Discussion selleck chem In the current study, we found that the expression level of DACT2 was downregulated in human hepatocellular carcinoma by quantitative RT PCR and immunohisto chemical analysis. Similarly, in a previous study, Jiang et al. also found that DACT2 expression is also reduced in some colorectal tumors. Inhibitors,Modulators,Libraries Therefore, DACT2 was implicated as a tumor suppressor gene in some types of human cancers. We further speculate about whether the expression level of DACT2 might be associated with clinicopathological parameters in liver transplantation HCC patients. Clinicopathological analysis revealed that HCC patients with low DACT2 expression was corre lated with a larger tumor size than those with high DACT2 expression. DACT2 may thus play a critical role in the proliferation and progression of HCC cells.

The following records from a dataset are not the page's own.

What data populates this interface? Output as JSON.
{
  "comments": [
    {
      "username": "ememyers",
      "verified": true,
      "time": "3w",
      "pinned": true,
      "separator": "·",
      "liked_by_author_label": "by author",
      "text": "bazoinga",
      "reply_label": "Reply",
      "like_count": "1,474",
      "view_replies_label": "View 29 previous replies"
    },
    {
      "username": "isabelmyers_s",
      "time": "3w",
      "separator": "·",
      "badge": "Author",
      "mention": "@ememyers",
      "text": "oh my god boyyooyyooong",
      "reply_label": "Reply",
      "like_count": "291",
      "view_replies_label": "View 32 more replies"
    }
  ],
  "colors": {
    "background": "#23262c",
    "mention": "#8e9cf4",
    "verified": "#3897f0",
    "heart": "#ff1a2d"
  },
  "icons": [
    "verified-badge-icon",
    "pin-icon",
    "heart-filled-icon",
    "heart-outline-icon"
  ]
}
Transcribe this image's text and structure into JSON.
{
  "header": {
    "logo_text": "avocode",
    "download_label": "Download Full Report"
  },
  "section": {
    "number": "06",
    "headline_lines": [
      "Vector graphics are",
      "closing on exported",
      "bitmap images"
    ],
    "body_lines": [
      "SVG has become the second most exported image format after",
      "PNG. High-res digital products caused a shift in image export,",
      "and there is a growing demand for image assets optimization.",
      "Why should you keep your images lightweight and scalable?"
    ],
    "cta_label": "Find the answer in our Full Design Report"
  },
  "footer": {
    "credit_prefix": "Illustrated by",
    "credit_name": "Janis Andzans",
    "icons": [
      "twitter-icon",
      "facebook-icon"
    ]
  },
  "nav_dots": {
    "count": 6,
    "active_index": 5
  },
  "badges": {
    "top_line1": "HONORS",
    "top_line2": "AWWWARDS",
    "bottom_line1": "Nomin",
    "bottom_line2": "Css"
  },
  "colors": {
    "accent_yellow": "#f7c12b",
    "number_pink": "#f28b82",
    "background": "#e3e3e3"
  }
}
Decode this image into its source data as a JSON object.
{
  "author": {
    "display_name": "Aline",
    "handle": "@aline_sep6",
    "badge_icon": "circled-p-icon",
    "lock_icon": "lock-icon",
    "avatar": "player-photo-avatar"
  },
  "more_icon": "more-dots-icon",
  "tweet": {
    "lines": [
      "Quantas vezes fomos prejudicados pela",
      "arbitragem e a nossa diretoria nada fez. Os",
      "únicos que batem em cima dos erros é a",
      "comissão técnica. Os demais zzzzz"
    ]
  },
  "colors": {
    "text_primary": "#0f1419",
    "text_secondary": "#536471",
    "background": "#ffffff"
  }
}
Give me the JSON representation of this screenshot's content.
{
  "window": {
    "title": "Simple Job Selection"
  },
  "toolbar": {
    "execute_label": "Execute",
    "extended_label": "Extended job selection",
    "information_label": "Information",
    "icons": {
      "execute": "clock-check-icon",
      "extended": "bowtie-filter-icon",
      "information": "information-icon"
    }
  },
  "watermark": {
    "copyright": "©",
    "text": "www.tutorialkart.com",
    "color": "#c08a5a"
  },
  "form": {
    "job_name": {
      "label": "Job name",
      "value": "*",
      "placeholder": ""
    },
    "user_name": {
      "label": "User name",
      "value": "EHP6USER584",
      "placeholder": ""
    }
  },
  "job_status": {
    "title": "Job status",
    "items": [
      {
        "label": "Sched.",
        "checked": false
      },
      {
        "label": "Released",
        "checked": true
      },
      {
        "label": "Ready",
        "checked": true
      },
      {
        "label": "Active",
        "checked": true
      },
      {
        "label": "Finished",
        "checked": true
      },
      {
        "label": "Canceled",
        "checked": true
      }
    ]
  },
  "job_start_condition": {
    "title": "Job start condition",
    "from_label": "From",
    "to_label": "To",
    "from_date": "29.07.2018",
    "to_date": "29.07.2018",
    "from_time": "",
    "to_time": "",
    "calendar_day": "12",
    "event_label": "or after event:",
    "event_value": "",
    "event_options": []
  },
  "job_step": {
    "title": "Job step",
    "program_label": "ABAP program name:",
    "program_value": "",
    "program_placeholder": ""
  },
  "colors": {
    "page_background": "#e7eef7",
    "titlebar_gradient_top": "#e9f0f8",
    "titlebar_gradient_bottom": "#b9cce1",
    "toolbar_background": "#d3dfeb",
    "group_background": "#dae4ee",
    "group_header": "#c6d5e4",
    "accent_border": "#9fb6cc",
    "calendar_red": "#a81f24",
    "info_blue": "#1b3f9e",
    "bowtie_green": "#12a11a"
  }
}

To the best of our knowledge, there have been no prior reports studying the associations between DACT2 gene expression and clinicopathological parameters in human cancer. Thus, this is the first study Inhibitors,Modulators,Libraries to determine the ex pression pattern of DACT2 and report the clinical sig nificance of DACT2 gene expression in HCC. Because of the possible role of DACT2 in Inhibitors,Modulators,Libraries tumor suppression and its reduced expression in cancer, the correlation of DACT2 expression and its methylation status have been characterized in colorectal cancer. Aberrant promoter hypermethylation of DACT2 was detected in several tumor samples with reduced DACT2 expression. This finding led us to investigate the potential correl ation of expression level and promoter methylation of DACT2 in HCC.

Similar to the previous report on colon cancer cells, we found that DACT2 expression was Inhibitors,Modulators,Libraries present at very low or undetectable levels in some HCC cell lines and that 5 Aza dC restored the transcription level of DACT2. These data suggested that the downregulation of DACT2 expression was closely associated Inhibitors,Modulators,Libraries with promoter hypermethylation in vitro. Taken together, these findings further support that DACT2 is inactivated epigenetically in a number of hu man solid tumors including HCC and that promoter hypermethylation may be a critical mechanism for the transcriptional silencing of the DACT2 gene in liver can cer cell lines. The tumor suppressive function of DACT2 in HCC was investigated further by in vitro assays.

In DACT2 expression silenced MHCC97L cells, FACS analysis revealed a significant increase of S phase cells and a decrease of G0G1 phase cells, indicating G1S arrest of the cell cycle and a significant promotion reference 4 of cell prolife ration. In addition, DACT2 knockdown in MHCC97L cells also resulted in increased ability of tumor cell inva sion and metastasis. Taken together, these results suggest the role of DACT2 as a functional tumor suppressor gene through suppressing tumor cell prolife ration, migration and invasion in HCC.